Bien sûr, on ne peut pas vous obliger à posséder un ordiphone capable de scanner un QR code. Donc on ne peut pas rendre obligatoire cette pratique, mais si tous les établissements « recevant du public » vous refusent l’entrée poliment parce que vous n’êtes pas équipés, un peu comme on peut vous refuser l’entrée à peu près partout parce que vous êtes pieds-nus, vous commencerez à réfléchir.

C’est exactement comme le téléphone portable. Il n’y a aucune obligation légale à en posséder un. Mais vivre sans vous coupe de presque tout, socialement et professionnellement. Alors vous finissez par en avoir un, parce que la vie est plus simple avec que sans.

C’est comme ça qu’ils nous auront. Le seul moyen d’y échapper est de dire non maintenant, demain, toujours. Et massivement. J’avoue que cela me semble très, très difficile. La masse finit toujours par suivre la ligne de plus forte pente. Malheureusement.

Propagande

La révélation a eu lieu un jour de février à 6h00 du matin dans la salle à manger d’un hôtel de province sous la forme d’un homme qui prenait son petit-déjeuner les yeux fixés sur un écran de télévision qui diffusait le journal continu d’une célèbre chaîne d’information dont le nom commence par BFM et finit par TV. Cet homme enfournait dans sa bouche une nourriture dont il n’était pas même conscient, absorbé qu’il était par l’écran qui proclamait la terreur covidienne. J’ai compris qu’il serait presque impossible de lutter face à une hypnose si évidente et si brutale. Si facile.

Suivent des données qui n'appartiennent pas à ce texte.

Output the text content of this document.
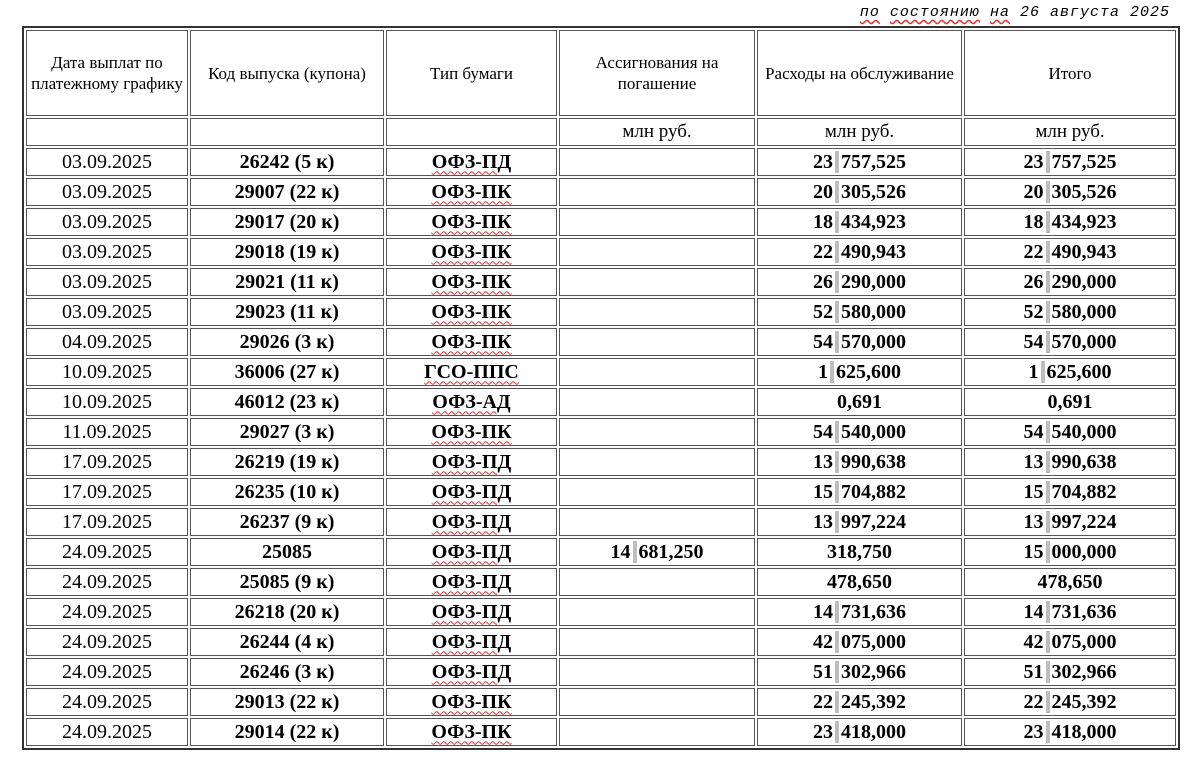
по состоянию на 26 августа 2025
Дата выплат по платежному графику	Код выпуска (купона)	Тип бумаги	Ассигнования на погашение	Расходы на обслуживание	Итого
			млн руб.	млн руб.	млн руб.
03.09.2025	26242 (5 к)	ОФЗ-ПД		23 757,525	23 757,525

03.09.2025	29007 (22 к)	ОФЗ-ПК		20 305,526	20 305,526

03.09.2025	29017 (20 к)	ОФЗ-ПК		18 434,923	18 434,923

03.09.2025	29018 (19 к)	ОФЗ-ПК		22 490,943	22 490,943

03.09.2025	29021 (11 к)	ОФЗ-ПК		26 290,000	26 290,000

03.09.2025	29023 (11 к)	ОФЗ-ПК		52 580,000	52 580,000

04.09.2025	29026 (3 к)	ОФЗ-ПК		54 570,000	54 570,000

10.09.2025	36006 (27 к)	ГСО-ППС		1 625,600	1 625,600

10.09.2025	46012 (23 к)	ОФЗ-АД		0,691	0,691
11.09.2025	29027 (3 к)	ОФЗ-ПК		54 540,000	54 540,000

17.09.2025	26219 (19 к)	ОФЗ-ПД		13 990,638	13 990,638

17.09.2025	26235 (10 к)	ОФЗ-ПД		15 704,882	15 704,882

17.09.2025	26237 (9 к)	ОФЗ-ПД		13 997,224	13 997,224

24.09.2025	25085	ОФЗ-ПД	14 681,250	318,750	15 000,000

24.09.2025	25085 (9 к)	ОФЗ-ПД		478,650	478,650
24.09.2025	26218 (20 к)	ОФЗ-ПД		14 731,636	14 731,636

24.09.2025	26244 (4 к)	ОФЗ-ПД		42 075,000	42 075,000

24.09.2025	26246 (3 к)	ОФЗ-ПД		51 302,966	51 302,966

24.09.2025	29013 (22 к)	ОФЗ-ПК		22 245,392	22 245,392

24.09.2025	29014 (22 к)	ОФЗ-ПК		23 418,000	23 418,000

Une propagande efficace est d’une simplicité désarmante. Il n’y a qu’une seule chose à faire : répéter. Sans cesse. Inlassablement. Partout.

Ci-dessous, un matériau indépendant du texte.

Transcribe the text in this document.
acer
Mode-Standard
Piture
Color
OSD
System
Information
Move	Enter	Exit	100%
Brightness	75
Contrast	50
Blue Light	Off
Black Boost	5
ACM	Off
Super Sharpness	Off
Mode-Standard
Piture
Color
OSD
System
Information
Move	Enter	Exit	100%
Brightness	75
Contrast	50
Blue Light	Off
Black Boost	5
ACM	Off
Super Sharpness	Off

Même la thèse la plus délirante finit par être crue du plus grand nombre. C’est tout ce qui importe. Le petit nombre d’indécis ou de sceptiques ne compte pas. Leurs arguments n’auront aucun poids  sur la masse des convaincus qui raisonneront toujours de la façon la plus simple : si tout le monde, ou presque tout le monde, le dit c’est que ça doit être vrai. Celui dont l’opinion est dissonante sera perçu au mieux comme un original, au pire comme un élément dangereux. La raison en est fort simple : l’homme est un animal social et ne craint rien tant que l’exclusion du groupe. Il se conforme à l’opinion dominante et se méfie de celui qui apporte la contradiction et dérange ses certitudes.

La propagande, quel que soit le sujet, doit juste délivrer un message simple et propre à provoquer une émotion fondamentale : peur, joie, tristesse, colère. Éventuellement, elle cherchera à gagner la confiance ou déclencher la répulsion. Puis il suffit d’occuper le terrain. Partout, tout le temps, sans laisser aucune place à une opinion contraire.

C’est atrocement simple. Point n’est besoin de longs développements, de techniques publicitaires et psychologiques compliquées, de stratégie de référencement ou de positionnement. Tout cela vaut pour les petits, ceux qui essayent de vendre un produit hasardeux dans un monde qui n’en a pas besoin. Pour les grandes choses, la répétition.

La peur du covid est un exemple quasiment parfait. Depuis février 2020, les médias nous délivrent en boucle un seul message, tous les jours, sur tous les supports : il y a une maladie grave et mortelle qui sévit dans le monde. Cela suffit. Je vois ici et là des esprits lucides se plaindre de l’absence de débat, des exagérations, de l’incompréhension par le public des subtilités chiffrées. Tout cela est vain. Le seul moyen de lutter contre cette propagande serait de dire le contraire, de façon simple, dans tous les médias, tous les jours. C’est tout. Et c’est évidemment impossible.

Les arguments rationnels portent en petit comité. Entre gens prêts à réfléchir. Mais pour influencer massivement, une seule chose à faire. Répéter. Inlassablement. À force, le doute s’installe, puis la conviction. Juste parce qu’il est trop fatigant de réfléchir.

Alors répétez. Tout le temps. Partout où vous le pouvez : le covid n’est qu’un prétexte pour nous priver de liberté.